My understanding about comparing the SP1 config (blow up 2, degree bound 3) with the OpenVM config (blow up 4, degree bound 5) would be:
– The cost of the FFT (Trace domain evaluations → Trace polynomial) should be the same
– The IFFT (Trace polynomial → Trace evaluation domain evaluations) should be about twice as expensive, because there are twice as many evaluations
– The commitment cost should also be 2x more expensive, because the data increases by a factor of 2
This would be the case for the same trace, but of course, with a larger degree bound, you can save trace cells (e.g. $x^5$ can be computed directly using a degree bound of 5, but with a smaller degree bound needs extra witness cells to materialize smaller powers).
Thanks for the comment!
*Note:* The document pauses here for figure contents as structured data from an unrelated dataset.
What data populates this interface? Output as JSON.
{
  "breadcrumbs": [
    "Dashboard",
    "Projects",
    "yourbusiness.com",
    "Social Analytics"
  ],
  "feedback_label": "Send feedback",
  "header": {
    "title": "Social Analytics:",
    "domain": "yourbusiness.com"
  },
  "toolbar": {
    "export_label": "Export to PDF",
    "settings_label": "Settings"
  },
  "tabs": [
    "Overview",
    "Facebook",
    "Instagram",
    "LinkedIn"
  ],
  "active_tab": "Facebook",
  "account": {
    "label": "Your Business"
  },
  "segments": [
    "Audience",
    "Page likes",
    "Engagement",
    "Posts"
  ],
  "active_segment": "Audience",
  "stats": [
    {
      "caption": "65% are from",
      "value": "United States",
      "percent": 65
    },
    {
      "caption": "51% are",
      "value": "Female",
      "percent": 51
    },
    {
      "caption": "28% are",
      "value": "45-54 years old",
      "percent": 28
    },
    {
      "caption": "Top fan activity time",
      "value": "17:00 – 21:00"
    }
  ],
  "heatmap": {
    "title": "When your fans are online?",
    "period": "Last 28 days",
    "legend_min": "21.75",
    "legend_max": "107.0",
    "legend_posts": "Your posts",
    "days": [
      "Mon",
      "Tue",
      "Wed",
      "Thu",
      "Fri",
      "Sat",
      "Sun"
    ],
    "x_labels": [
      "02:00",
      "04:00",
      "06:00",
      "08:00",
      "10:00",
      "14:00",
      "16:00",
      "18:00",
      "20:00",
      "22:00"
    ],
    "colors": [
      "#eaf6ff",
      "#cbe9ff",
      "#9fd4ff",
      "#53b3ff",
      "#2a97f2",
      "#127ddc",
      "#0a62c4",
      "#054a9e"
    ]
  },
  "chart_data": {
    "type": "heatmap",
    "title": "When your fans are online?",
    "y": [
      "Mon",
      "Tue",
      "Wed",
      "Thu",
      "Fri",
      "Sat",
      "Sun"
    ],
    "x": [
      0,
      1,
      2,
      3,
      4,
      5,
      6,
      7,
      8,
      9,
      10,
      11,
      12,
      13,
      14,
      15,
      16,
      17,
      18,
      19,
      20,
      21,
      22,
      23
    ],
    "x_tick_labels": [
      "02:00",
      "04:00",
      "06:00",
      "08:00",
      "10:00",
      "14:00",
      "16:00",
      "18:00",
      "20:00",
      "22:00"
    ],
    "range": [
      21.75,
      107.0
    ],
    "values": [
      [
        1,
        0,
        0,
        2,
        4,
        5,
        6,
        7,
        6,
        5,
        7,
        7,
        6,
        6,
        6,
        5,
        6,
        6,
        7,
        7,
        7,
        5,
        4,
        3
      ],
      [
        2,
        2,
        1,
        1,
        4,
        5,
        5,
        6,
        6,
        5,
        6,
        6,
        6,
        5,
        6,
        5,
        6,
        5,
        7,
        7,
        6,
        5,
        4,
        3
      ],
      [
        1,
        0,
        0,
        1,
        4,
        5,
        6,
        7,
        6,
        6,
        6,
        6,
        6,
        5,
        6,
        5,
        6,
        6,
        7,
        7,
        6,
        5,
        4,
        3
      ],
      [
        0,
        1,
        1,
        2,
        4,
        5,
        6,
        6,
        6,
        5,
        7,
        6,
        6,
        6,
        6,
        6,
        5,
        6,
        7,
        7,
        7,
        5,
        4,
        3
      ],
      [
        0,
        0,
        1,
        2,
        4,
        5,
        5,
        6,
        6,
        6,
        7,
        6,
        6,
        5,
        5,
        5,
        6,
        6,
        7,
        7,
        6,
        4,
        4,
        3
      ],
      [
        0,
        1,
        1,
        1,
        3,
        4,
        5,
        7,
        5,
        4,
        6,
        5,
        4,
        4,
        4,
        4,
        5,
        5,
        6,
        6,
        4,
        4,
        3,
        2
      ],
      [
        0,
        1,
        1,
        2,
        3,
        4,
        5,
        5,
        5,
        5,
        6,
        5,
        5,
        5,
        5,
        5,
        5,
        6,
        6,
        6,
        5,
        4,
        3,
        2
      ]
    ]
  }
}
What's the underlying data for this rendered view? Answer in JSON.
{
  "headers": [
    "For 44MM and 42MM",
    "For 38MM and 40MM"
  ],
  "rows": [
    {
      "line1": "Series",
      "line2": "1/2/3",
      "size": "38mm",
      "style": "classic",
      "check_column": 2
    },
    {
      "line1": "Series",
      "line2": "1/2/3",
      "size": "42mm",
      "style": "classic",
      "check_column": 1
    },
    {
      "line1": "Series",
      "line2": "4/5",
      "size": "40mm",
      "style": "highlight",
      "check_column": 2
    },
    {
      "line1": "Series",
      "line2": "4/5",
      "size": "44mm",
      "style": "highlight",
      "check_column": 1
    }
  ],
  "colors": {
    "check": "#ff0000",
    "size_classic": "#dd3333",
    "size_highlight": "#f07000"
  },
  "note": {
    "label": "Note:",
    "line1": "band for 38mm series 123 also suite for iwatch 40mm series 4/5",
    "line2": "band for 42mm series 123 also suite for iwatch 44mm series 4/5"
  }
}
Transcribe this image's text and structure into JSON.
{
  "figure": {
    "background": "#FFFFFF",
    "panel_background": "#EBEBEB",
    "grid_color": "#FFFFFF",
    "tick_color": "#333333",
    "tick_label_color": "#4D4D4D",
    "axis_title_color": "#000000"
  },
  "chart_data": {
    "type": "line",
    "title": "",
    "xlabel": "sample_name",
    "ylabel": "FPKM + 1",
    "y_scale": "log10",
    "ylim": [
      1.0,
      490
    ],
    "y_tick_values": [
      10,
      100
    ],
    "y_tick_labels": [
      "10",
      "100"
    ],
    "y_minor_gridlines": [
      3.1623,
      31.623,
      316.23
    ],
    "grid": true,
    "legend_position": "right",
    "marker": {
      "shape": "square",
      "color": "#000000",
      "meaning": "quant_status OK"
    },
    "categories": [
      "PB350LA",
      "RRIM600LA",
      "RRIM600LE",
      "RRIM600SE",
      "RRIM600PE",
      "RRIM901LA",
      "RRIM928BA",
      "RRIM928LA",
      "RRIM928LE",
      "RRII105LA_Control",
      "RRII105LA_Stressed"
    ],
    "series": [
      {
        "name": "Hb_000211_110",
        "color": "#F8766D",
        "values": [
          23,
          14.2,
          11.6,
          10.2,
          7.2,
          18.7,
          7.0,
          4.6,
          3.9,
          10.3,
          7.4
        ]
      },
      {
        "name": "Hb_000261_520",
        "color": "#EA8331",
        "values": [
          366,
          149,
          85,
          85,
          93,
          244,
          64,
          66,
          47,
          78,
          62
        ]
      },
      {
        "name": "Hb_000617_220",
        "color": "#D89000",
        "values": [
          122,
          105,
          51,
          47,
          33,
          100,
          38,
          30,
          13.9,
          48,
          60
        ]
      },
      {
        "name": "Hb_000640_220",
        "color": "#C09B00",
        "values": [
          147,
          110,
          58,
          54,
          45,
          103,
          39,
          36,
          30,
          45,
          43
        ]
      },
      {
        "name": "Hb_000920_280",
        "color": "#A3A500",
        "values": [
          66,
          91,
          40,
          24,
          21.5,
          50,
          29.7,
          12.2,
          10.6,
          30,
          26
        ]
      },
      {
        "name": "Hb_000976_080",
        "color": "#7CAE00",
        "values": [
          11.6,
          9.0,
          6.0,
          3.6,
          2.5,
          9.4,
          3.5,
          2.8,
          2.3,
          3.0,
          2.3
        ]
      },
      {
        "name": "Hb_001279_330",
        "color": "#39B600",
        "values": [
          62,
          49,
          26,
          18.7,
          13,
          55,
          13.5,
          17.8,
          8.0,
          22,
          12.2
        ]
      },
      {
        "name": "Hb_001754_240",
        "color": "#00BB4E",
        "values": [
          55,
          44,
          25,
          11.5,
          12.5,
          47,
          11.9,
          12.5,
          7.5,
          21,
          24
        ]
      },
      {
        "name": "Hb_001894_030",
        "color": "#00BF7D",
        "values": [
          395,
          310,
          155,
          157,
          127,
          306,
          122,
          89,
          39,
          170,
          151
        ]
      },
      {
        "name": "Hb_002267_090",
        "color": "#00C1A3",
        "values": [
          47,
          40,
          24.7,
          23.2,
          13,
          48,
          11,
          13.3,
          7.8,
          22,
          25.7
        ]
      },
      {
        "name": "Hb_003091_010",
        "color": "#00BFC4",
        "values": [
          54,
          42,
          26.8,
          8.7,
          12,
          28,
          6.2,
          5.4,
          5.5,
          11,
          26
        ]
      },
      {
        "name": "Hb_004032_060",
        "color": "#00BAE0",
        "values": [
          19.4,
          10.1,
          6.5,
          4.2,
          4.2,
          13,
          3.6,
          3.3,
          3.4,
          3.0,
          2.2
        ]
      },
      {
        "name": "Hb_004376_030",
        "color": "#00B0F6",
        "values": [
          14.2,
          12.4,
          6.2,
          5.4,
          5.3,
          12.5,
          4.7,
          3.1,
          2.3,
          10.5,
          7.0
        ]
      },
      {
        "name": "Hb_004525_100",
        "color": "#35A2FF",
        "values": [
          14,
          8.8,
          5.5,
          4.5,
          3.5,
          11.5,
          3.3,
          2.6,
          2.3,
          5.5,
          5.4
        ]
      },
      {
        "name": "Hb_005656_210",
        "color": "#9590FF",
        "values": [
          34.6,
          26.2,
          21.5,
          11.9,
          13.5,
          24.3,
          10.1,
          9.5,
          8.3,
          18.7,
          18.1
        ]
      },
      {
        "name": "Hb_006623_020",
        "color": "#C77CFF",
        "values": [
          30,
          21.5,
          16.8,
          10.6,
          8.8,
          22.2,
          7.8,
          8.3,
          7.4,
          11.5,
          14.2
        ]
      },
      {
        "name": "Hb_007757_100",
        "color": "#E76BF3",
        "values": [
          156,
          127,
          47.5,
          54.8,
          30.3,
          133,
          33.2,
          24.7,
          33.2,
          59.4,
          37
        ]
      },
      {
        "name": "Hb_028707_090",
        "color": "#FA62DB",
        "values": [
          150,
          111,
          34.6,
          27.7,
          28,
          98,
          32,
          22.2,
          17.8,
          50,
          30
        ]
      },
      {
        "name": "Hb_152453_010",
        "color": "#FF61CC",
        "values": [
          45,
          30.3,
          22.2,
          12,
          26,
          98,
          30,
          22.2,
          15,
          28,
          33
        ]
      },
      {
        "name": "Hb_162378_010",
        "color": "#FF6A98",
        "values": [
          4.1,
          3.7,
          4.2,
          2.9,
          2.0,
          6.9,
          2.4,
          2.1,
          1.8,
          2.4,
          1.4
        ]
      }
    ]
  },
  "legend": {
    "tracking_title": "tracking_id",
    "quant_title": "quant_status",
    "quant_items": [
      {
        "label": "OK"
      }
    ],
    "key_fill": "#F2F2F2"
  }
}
Finally I have a real commenter, not just spammers ^^
Yes, the proof size should be reduced (I added more notes about the proof size in the last section). It also makes sense that simply increasing the blow-up factor to get a sufficiently large evaluation domain eliminates the need for an “additional FFT.” In Plonky3, the blow-up factor must always be large enough to match the quotient polynomial domain size. However, Stwo provides an option to perform an “additional FFT” to extend the evaluation domain size without increasing the blow-up factor. But now, this approach seems unnecessary maybe? if one already pays the extra cost for FFT, why not also reduce the proof size…
I also agree with the cost comparison between SP1 and OpenVM.
One thought: A higher-degree constraint requires a larger trace evaluation domain, but this applies only to the traces that actually contribute to the high-degree constraint. Instead of increasing the blow-up factor for all trace evaluation domains, why not just extend the necessary traces?
ah, if evaluation domains have different size, they will contain different points, then the quotient polynomial evaluations from different constraint will be evaluated at different points, then they cannot be combined linearly by randomness. got it.